“We are having an extremely hard time finding bell ringers and volunteers,” he said. “The more money we have to spend for paid bell ringers the less money we have to help people. We are extremely low on donations this year. ”
The money raised through the Red Kettle Campaign is used to help people pay for their utilities, assist with food and support the charity’s operations. This year the Salvation Army hopes to raise $231,000.
“Every dollar we raise stays here,” he said. “All the money we raise in Madison County, stays in Madison County. And 85 percent of every dollar goes back to people in direct assistance.”
Shirley Hayden of Anderson was shopping at the Hobby Lobby when she stopped to offer words of kindness to a woman ringing a bell in the single-digit temperatures on Wednesday.
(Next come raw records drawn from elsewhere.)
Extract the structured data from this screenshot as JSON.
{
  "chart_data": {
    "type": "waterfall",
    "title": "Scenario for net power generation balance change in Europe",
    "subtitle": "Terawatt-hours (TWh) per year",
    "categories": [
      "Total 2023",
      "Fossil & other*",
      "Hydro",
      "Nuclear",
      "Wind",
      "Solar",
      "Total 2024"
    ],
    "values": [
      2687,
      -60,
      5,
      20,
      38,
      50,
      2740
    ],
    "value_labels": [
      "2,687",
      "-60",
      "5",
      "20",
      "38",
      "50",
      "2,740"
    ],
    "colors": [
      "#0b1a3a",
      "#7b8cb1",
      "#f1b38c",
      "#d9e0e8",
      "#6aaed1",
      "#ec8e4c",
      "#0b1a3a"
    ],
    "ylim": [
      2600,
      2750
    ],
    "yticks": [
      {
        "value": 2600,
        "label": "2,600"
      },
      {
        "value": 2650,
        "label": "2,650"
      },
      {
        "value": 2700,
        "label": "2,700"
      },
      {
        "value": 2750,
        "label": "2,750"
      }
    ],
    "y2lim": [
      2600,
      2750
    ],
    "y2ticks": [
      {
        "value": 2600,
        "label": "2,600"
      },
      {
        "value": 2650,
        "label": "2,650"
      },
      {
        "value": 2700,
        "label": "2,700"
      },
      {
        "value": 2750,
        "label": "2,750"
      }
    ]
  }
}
“It takes a very special person to do it,” she said.
Michelle Bumgardner, 40, thanked Hayden and continued to greet every shopper with a blessing and smile.
“It’s a little cold,” Bumgardner said as a light snow coated her head and shoulders. “I can definitely feel it in my face.”
Bumgardner said the news about Smith was devastating.
“He looked forward to it every year,” she said.
Salvation Army kettles are located at various shopping locations around the county and in some businesses including the lobby of The Herald Bulletin.
This year the newspaper has created an Empty Stocking Fund for the Salvation Army. Anyone who makes a contribution to the fund can provide their name to be published in the newspaper. Donations, which can be mailed or brought to the newspaper, can also remain anonymous. All checks should be made out to the Salvation Army.
The Herald Bulletin will publish periodic updates with a list of donors and the number of donations received. See Page A3 for the most recent list.